You ask where will all the new $8 an hour workers live? They will live where they live now. In rentals. They are already priced out. 5000 new $8 an hour workers moving to Reno is not going to do much to the price of homes in Arrowcreek. And as you correctly point out, its basically impossible for $15 an hour workers to afford a median priced house. 5000 new $15 an hour workers moving to Reno isn’t going to do much to the prices in Arrowcreek either.
So here is my Ignoramus question: If, as the realtor industry says, prices will continue to rise (Dickson Realty says up to 9% in 2006), is there a point, somewhere, when there just won’t be enough buyers to pay these prices? If the median rises to $400,000 a year from now,and then to $440,000 in 2008, and then to $490,000 in 2009 what difference does it make how many $8 an hour or $15 a hour workers are coming to Reno?

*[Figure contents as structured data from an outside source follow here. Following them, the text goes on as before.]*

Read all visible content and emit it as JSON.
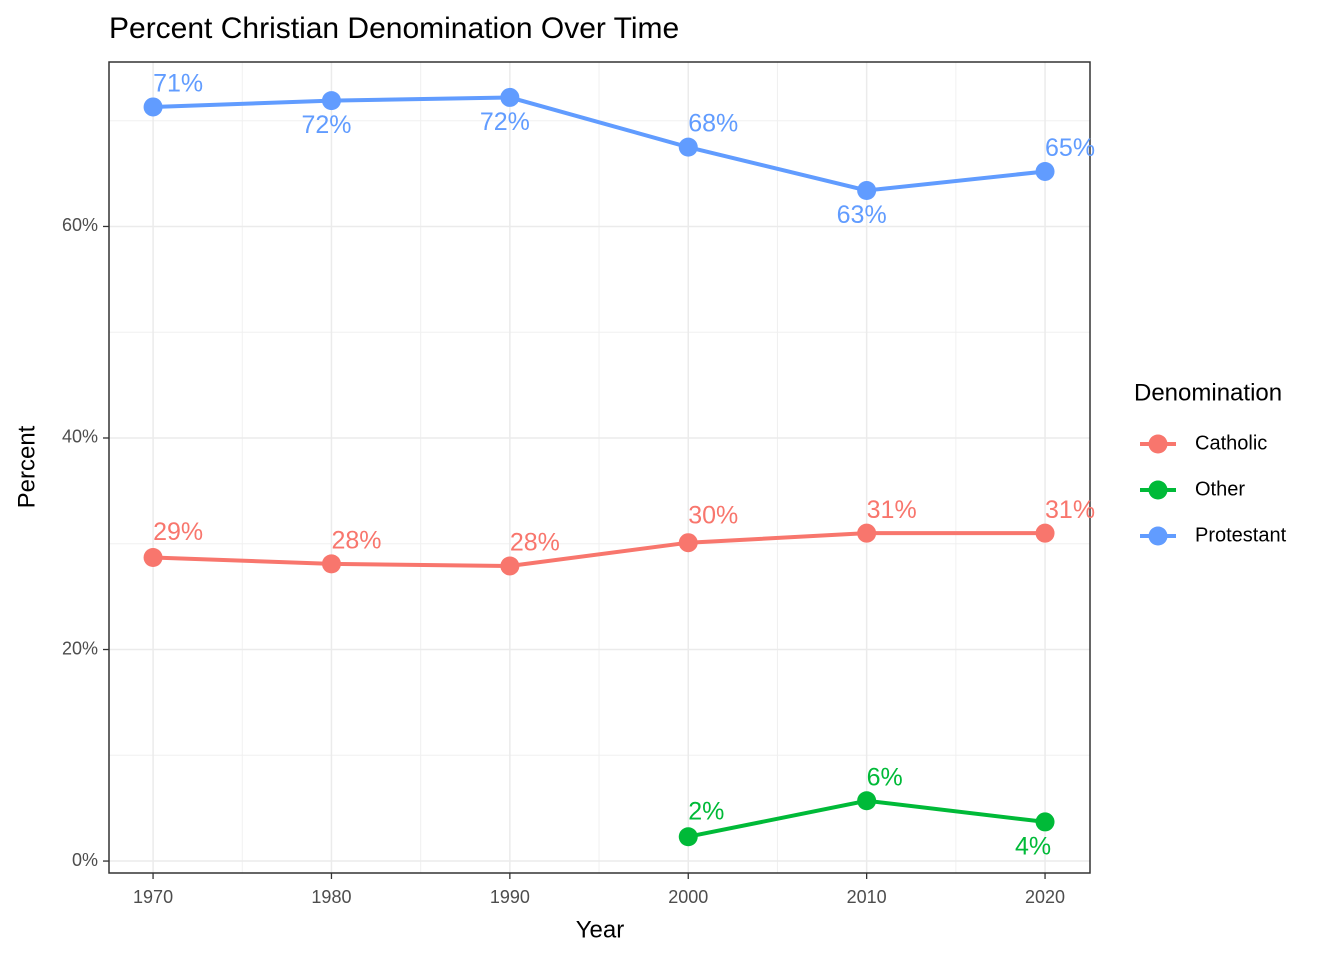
{
  "chart_data": {
    "type": "line",
    "title": "Percent Christian Denomination Over Time",
    "x_label": "Year",
    "y_label": "Percent",
    "legend_title": "Denomination",
    "legend_position": "right",
    "x": [
      1970,
      1980,
      1990,
      2000,
      2010,
      2020
    ],
    "series": [
      {
        "name": "Catholic",
        "color": "#F8766D",
        "values": [
          28.7,
          28.1,
          27.9,
          30.1,
          31.0,
          31.0
        ],
        "value_labels": [
          "29%",
          "28%",
          "28%",
          "30%",
          "31%",
          "31%"
        ]
      },
      {
        "name": "Other",
        "color": "#00BA38",
        "values": [
          null,
          null,
          null,
          2.3,
          5.7,
          3.7
        ],
        "value_labels": [
          null,
          null,
          null,
          "2%",
          "6%",
          "4%"
        ]
      },
      {
        "name": "Protestant",
        "color": "#619CFF",
        "values": [
          71.3,
          71.9,
          72.2,
          67.5,
          63.4,
          65.2
        ],
        "value_labels": [
          "71%",
          "72%",
          "72%",
          "68%",
          "63%",
          "65%"
        ]
      }
    ],
    "xlim": [
      1967.53,
      2022.52
    ],
    "ylim": [
      -1.13,
      75.55
    ],
    "xticks": [
      1970,
      1980,
      1990,
      2000,
      2010,
      2020
    ],
    "yticks": [
      {
        "value": 0,
        "label": "0%"
      },
      {
        "value": 20,
        "label": "20%"
      },
      {
        "value": 40,
        "label": "40%"
      },
      {
        "value": 60,
        "label": "60%"
      }
    ],
    "grid": true,
    "minor_grid": true
  }
}
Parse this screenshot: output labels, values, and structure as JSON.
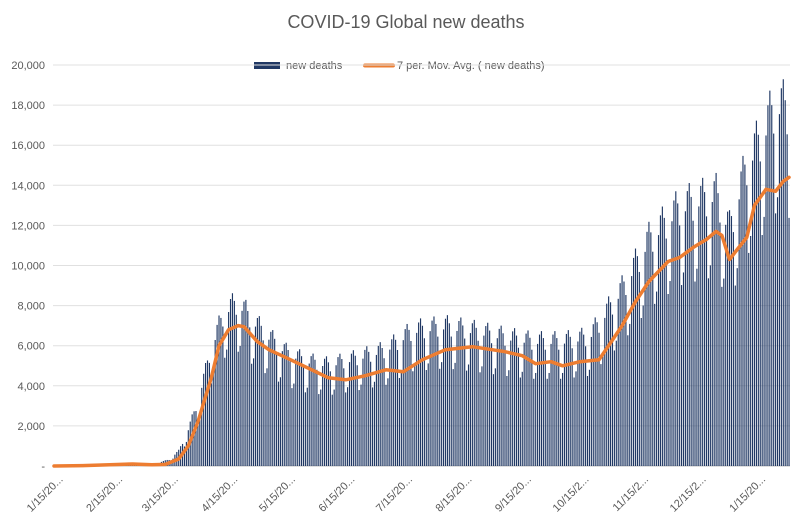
{
  "chart_data": {
    "type": "bar",
    "title": "COVID-19 Global new deaths",
    "xlabel": "",
    "ylabel": "",
    "ylim": [
      0,
      20000
    ],
    "y_ticks": [
      "-",
      "2,000",
      "4,000",
      "6,000",
      "8,000",
      "10,000",
      "12,000",
      "14,000",
      "16,000",
      "18,000",
      "20,000"
    ],
    "x_ticks": [
      "1/15/20...",
      "2/15/20...",
      "3/15/20...",
      "4/15/20...",
      "5/15/20...",
      "6/15/20...",
      "7/15/20...",
      "8/15/20...",
      "9/15/20...",
      "10/15/2...",
      "11/15/2...",
      "12/15/2...",
      "1/15/20..."
    ],
    "x_range": [
      "2020-01-10",
      "2021-01-27"
    ],
    "grid": true,
    "legend_placement": "top-center",
    "series": [
      {
        "name": "new deaths",
        "kind": "bar",
        "color": "#203864",
        "daily_level_points": [
          [
            "2020-01-10",
            0
          ],
          [
            "2020-01-22",
            17
          ],
          [
            "2020-02-01",
            45
          ],
          [
            "2020-02-10",
            90
          ],
          [
            "2020-02-20",
            110
          ],
          [
            "2020-03-01",
            65
          ],
          [
            "2020-03-10",
            300
          ],
          [
            "2020-03-15",
            700
          ],
          [
            "2020-03-20",
            1700
          ],
          [
            "2020-03-25",
            3000
          ],
          [
            "2020-04-01",
            5500
          ],
          [
            "2020-04-08",
            7200
          ],
          [
            "2020-04-15",
            7600
          ],
          [
            "2020-04-22",
            6800
          ],
          [
            "2020-05-01",
            6000
          ],
          [
            "2020-05-10",
            5300
          ],
          [
            "2020-05-20",
            4900
          ],
          [
            "2020-06-01",
            4700
          ],
          [
            "2020-06-15",
            5000
          ],
          [
            "2020-07-01",
            5400
          ],
          [
            "2020-07-15",
            6300
          ],
          [
            "2020-08-01",
            6500
          ],
          [
            "2020-08-15",
            6300
          ],
          [
            "2020-09-01",
            6000
          ],
          [
            "2020-09-15",
            5800
          ],
          [
            "2020-10-01",
            5800
          ],
          [
            "2020-10-15",
            6000
          ],
          [
            "2020-11-01",
            8200
          ],
          [
            "2020-11-15",
            10500
          ],
          [
            "2020-12-01",
            12000
          ],
          [
            "2020-12-10",
            12300
          ],
          [
            "2020-12-20",
            12600
          ],
          [
            "2020-12-27",
            11000
          ],
          [
            "2021-01-05",
            14000
          ],
          [
            "2021-01-15",
            15700
          ],
          [
            "2021-01-20",
            16800
          ],
          [
            "2021-01-27",
            16500
          ]
        ],
        "weekly_pattern": [
          1.05,
          1.13,
          1.16,
          1.1,
          1.0,
          0.75,
          0.8
        ]
      },
      {
        "name": "7 per. Mov. Avg. ( new deaths)",
        "kind": "line",
        "color": "#ED7D31",
        "points": [
          [
            "2020-01-10",
            0
          ],
          [
            "2020-01-25",
            20
          ],
          [
            "2020-02-10",
            70
          ],
          [
            "2020-02-20",
            100
          ],
          [
            "2020-03-01",
            65
          ],
          [
            "2020-03-08",
            80
          ],
          [
            "2020-03-15",
            350
          ],
          [
            "2020-03-20",
            1000
          ],
          [
            "2020-03-25",
            2200
          ],
          [
            "2020-04-01",
            4400
          ],
          [
            "2020-04-05",
            6000
          ],
          [
            "2020-04-10",
            6800
          ],
          [
            "2020-04-15",
            7000
          ],
          [
            "2020-04-18",
            6950
          ],
          [
            "2020-04-25",
            6200
          ],
          [
            "2020-05-01",
            5800
          ],
          [
            "2020-05-10",
            5400
          ],
          [
            "2020-05-20",
            4950
          ],
          [
            "2020-06-01",
            4400
          ],
          [
            "2020-06-10",
            4300
          ],
          [
            "2020-06-20",
            4500
          ],
          [
            "2020-07-01",
            4800
          ],
          [
            "2020-07-10",
            4700
          ],
          [
            "2020-07-20",
            5300
          ],
          [
            "2020-08-01",
            5800
          ],
          [
            "2020-08-15",
            5950
          ],
          [
            "2020-09-01",
            5700
          ],
          [
            "2020-09-10",
            5500
          ],
          [
            "2020-09-17",
            5100
          ],
          [
            "2020-09-25",
            5200
          ],
          [
            "2020-10-01",
            5000
          ],
          [
            "2020-10-10",
            5200
          ],
          [
            "2020-10-20",
            5300
          ],
          [
            "2020-10-25",
            6000
          ],
          [
            "2020-11-01",
            7000
          ],
          [
            "2020-11-08",
            8200
          ],
          [
            "2020-11-15",
            9200
          ],
          [
            "2020-11-25",
            10200
          ],
          [
            "2020-12-01",
            10400
          ],
          [
            "2020-12-08",
            10900
          ],
          [
            "2020-12-15",
            11300
          ],
          [
            "2020-12-20",
            11700
          ],
          [
            "2020-12-23",
            11500
          ],
          [
            "2020-12-27",
            10300
          ],
          [
            "2020-12-31",
            10800
          ],
          [
            "2021-01-05",
            11400
          ],
          [
            "2021-01-09",
            13000
          ],
          [
            "2021-01-15",
            13800
          ],
          [
            "2021-01-20",
            13700
          ],
          [
            "2021-01-24",
            14200
          ],
          [
            "2021-01-27",
            14400
          ]
        ]
      }
    ]
  }
}
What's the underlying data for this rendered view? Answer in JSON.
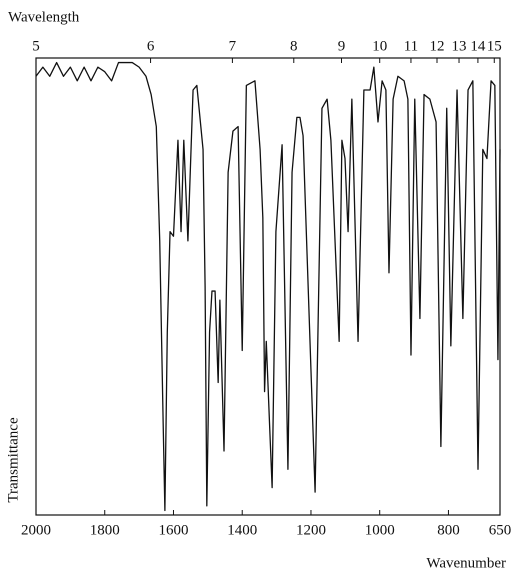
{
  "chart_data": {
    "type": "line",
    "x_label": "Wavenumber",
    "x2_label": "Wavelength",
    "y_label": "Transmittance",
    "xlim": [
      2000,
      650
    ],
    "xticks": [
      2000,
      1800,
      1600,
      1400,
      1200,
      1000,
      800,
      650
    ],
    "x2ticks": [
      5,
      6,
      7,
      8,
      9,
      10,
      11,
      12,
      13,
      14,
      15
    ],
    "ylim": [
      0,
      100
    ],
    "grid": false,
    "x": [
      2000,
      1980,
      1960,
      1940,
      1920,
      1900,
      1880,
      1860,
      1840,
      1820,
      1800,
      1780,
      1760,
      1740,
      1720,
      1700,
      1680,
      1665,
      1650,
      1640,
      1630,
      1625,
      1618,
      1610,
      1600,
      1587,
      1578,
      1570,
      1558,
      1543,
      1532,
      1514,
      1508,
      1503,
      1495,
      1488,
      1479,
      1470,
      1465,
      1453,
      1441,
      1427,
      1412,
      1400,
      1388,
      1363,
      1348,
      1340,
      1335,
      1330,
      1320,
      1313,
      1302,
      1284,
      1267,
      1255,
      1241,
      1232,
      1223,
      1188,
      1168,
      1153,
      1142,
      1118,
      1110,
      1101,
      1092,
      1081,
      1063,
      1046,
      1028,
      1017,
      1005,
      993,
      982,
      973,
      961,
      947,
      929,
      918,
      909,
      898,
      883,
      871,
      854,
      836,
      822,
      805,
      793,
      775,
      758,
      743,
      729,
      714,
      700,
      688,
      676,
      665,
      656,
      650
    ],
    "series": [
      {
        "color": "#111111",
        "values": [
          96,
          98,
          96,
          99,
          96,
          98,
          95,
          98,
          95,
          98,
          97,
          95,
          99,
          99,
          99,
          98,
          96,
          92,
          85,
          60,
          20,
          1,
          40,
          62,
          61,
          82,
          62,
          82,
          60,
          93,
          94,
          80,
          50,
          2,
          40,
          49,
          49,
          29,
          47,
          14,
          75,
          84,
          85,
          36,
          94,
          95,
          80,
          65,
          27,
          38,
          19,
          6,
          62,
          81,
          10,
          75,
          87,
          87,
          83,
          5,
          89,
          91,
          82,
          38,
          82,
          78,
          62,
          91,
          38,
          93,
          93,
          98,
          86,
          95,
          93,
          53,
          91,
          96,
          95,
          91,
          35,
          91,
          43,
          92,
          91,
          86,
          15,
          89,
          37,
          93,
          43,
          93,
          95,
          10,
          80,
          78,
          95,
          94,
          34,
          80
        ]
      }
    ]
  }
}
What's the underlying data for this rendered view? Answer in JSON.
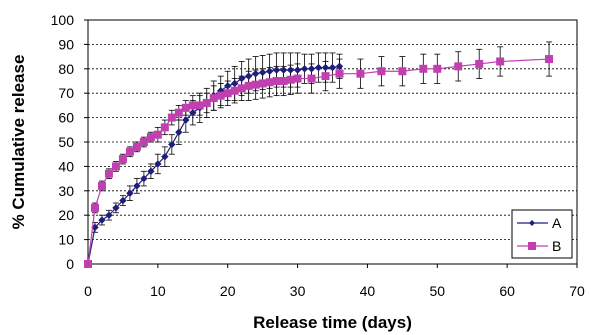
{
  "chart_data": {
    "type": "line",
    "title": "",
    "xlabel": "Release time (days)",
    "ylabel": "% Cumulative release",
    "xlim": [
      0,
      70
    ],
    "ylim": [
      0,
      100
    ],
    "xticks": [
      0,
      10,
      20,
      30,
      40,
      50,
      60,
      70
    ],
    "yticks": [
      0,
      10,
      20,
      30,
      40,
      50,
      60,
      70,
      80,
      90,
      100
    ],
    "grid": "horizontal dashed",
    "legend_position": "bottom-right",
    "series": [
      {
        "name": "A",
        "color": "#1f1f7a",
        "marker": "diamond",
        "x": [
          0,
          1,
          2,
          3,
          4,
          5,
          6,
          7,
          8,
          9,
          10,
          11,
          12,
          13,
          14,
          15,
          16,
          17,
          18,
          19,
          20,
          21,
          22,
          23,
          24,
          25,
          26,
          27,
          28,
          29,
          30,
          31,
          32,
          33,
          34,
          35,
          36
        ],
        "y": [
          0,
          15,
          18,
          20,
          23,
          26,
          29,
          32,
          35,
          38,
          41,
          44,
          49,
          54,
          59,
          62,
          64,
          66,
          69,
          71,
          73,
          74,
          76,
          77,
          78,
          78.5,
          79,
          79.5,
          79.5,
          79.5,
          79.5,
          80,
          80,
          80.5,
          80.5,
          80.5,
          81
        ],
        "error": [
          0,
          2,
          2,
          2,
          2,
          2,
          3,
          3,
          3,
          3,
          4,
          4,
          4,
          5,
          5,
          5,
          6,
          6,
          6,
          6,
          6,
          7,
          7,
          7,
          7,
          7,
          7,
          7,
          7,
          7,
          7,
          6,
          6,
          6,
          6,
          6,
          5
        ]
      },
      {
        "name": "B",
        "color": "#c040b0",
        "marker": "square",
        "x": [
          0,
          1,
          2,
          3,
          4,
          5,
          6,
          7,
          8,
          9,
          10,
          11,
          12,
          13,
          14,
          15,
          16,
          17,
          18,
          19,
          20,
          21,
          22,
          23,
          24,
          25,
          26,
          27,
          28,
          29,
          30,
          32,
          34,
          36,
          39,
          42,
          45,
          48,
          50,
          53,
          56,
          59,
          66
        ],
        "y": [
          0,
          23,
          32,
          37,
          40,
          43,
          46,
          48,
          50,
          52,
          53,
          56,
          60,
          62,
          64,
          65,
          65,
          66,
          68,
          69,
          70,
          71,
          72,
          73,
          73.5,
          74,
          74.5,
          75,
          75,
          75.5,
          76,
          76,
          77,
          78,
          78,
          79,
          79,
          80,
          80,
          81,
          82,
          83,
          84
        ],
        "error": [
          0,
          2,
          2,
          2,
          2,
          2,
          2,
          2,
          2,
          2,
          3,
          3,
          3,
          3,
          3,
          4,
          4,
          4,
          5,
          5,
          5,
          5,
          5,
          6,
          6,
          6,
          6,
          6,
          6,
          6,
          6,
          6,
          6,
          6,
          6,
          6,
          6,
          6,
          6,
          6,
          6,
          6,
          7
        ]
      }
    ]
  }
}
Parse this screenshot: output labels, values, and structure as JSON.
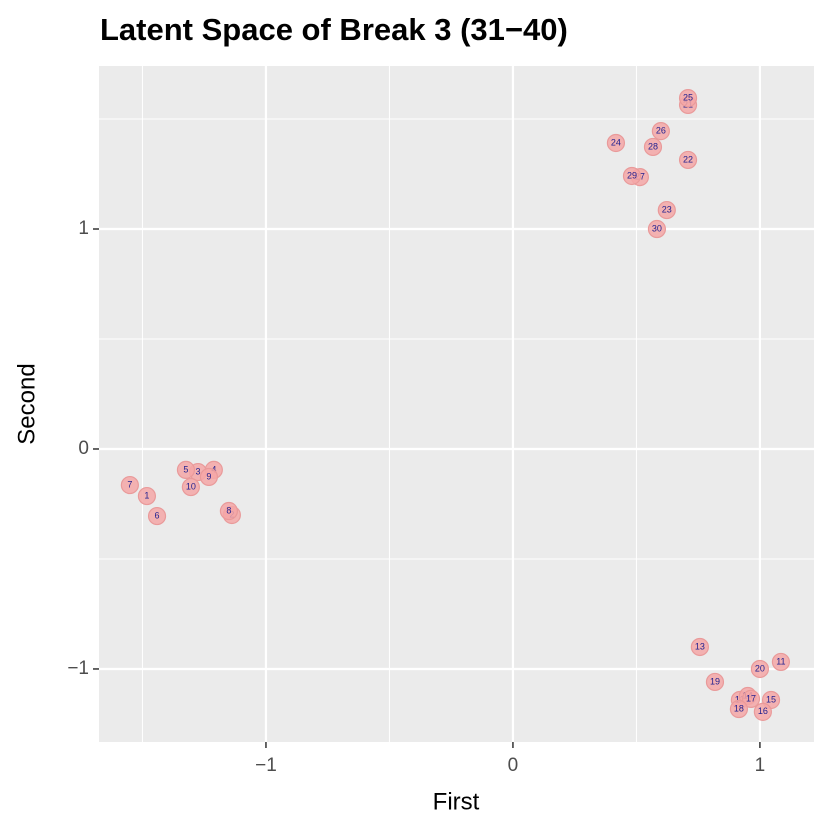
{
  "chart_data": {
    "type": "scatter",
    "title": "Latent Space of Break 3 (31−40)",
    "x_label": "First",
    "y_label": "Second",
    "xlim": [
      -1.676,
      1.219
    ],
    "ylim": [
      -1.332,
      1.741
    ],
    "xticks": [
      {
        "value": -1,
        "label": "−1"
      },
      0,
      1
    ],
    "yticks": [
      {
        "value": -1,
        "label": "−1"
      },
      0,
      1
    ],
    "x_minor_grid": [
      -1.5,
      -0.5,
      0.5
    ],
    "y_minor_grid": [
      -0.5,
      0.5,
      1.5
    ],
    "grid": true,
    "color": "#f4a7a7",
    "label_color": "#1f1f8f",
    "series": [
      {
        "labels": [
          "1",
          "2",
          "3",
          "4",
          "5",
          "6",
          "7",
          "8",
          "9",
          "10",
          "11",
          "12",
          "13",
          "14",
          "15",
          "16",
          "17",
          "18",
          "19",
          "20",
          "21",
          "22",
          "23",
          "24",
          "25",
          "26",
          "27",
          "28",
          "29",
          "30"
        ],
        "x": [
          -1.482,
          -1.138,
          -1.275,
          -1.211,
          -1.324,
          -1.441,
          -1.551,
          -1.15,
          -1.231,
          -1.304,
          1.085,
          0.919,
          0.757,
          0.951,
          1.045,
          1.012,
          0.964,
          0.915,
          0.818,
          1.0,
          0.709,
          0.709,
          0.623,
          0.417,
          0.709,
          0.599,
          0.514,
          0.567,
          0.482,
          0.583
        ],
        "values": [
          -0.214,
          -0.3,
          -0.105,
          -0.095,
          -0.095,
          -0.305,
          -0.164,
          -0.282,
          -0.127,
          -0.173,
          -0.968,
          -1.141,
          -0.9,
          -1.123,
          -1.141,
          -1.195,
          -1.136,
          -1.182,
          -1.059,
          -1.0,
          1.564,
          1.314,
          1.086,
          1.391,
          1.595,
          1.445,
          1.236,
          1.373,
          1.241,
          1.0
        ]
      }
    ]
  }
}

But lets wait and see what the monopoly money lenders come up with to keep the feedback loop going. They are low on options at this point, pretty much having exhausted most ways of making loans to people who cannot afford them. Perhaps this: a mortgage loan that requires no payment at all. Maybe we can start selling houses the way Mor Furniture sells beds. You know, nothing down and no payments until 2010. Imagine what THAT would do to move values ever upward! Whole contingents of $15 an hour Wal Mart workers can go to cocktail parties and drink the kool aid and talk about how the house across the street just sold for $40,000 more than they paid.
And so, now we have rising interest rates, federal regulators looking very closely at the monopoly money industry (although they still have kiosks in local shopping malls), bigger and bigger inventories, and a re-set time bomb ticking away. And the flippers have left the building. Whatever portion of the buying population they constituted in the past years is now gone. They are now sellers.
I do, however, feel sorry for the honest buyers who went into the market with a “make it” loan who got outbid by a flipper with a “state it” loan. They never realized what they were up against.
I agree with you that it is a good time to be a buyer. But I sense that a lot of buyers think it will be an even better time six months from now, or even a year from now. All those $400K-$500K houses sitting out there in South Meadows. Go up to Sierra Canyon in Somersett and see all the flippers competing with each other, and with the developer, to snag buyers. Prices are going to go up 9%??? Prices are even going to stagnate??
Or are there going to be so many Bay Area cashed out equity drenched multi-millionaires escaping to Reno who will judge our prices to be so dirt cheap that all will be well?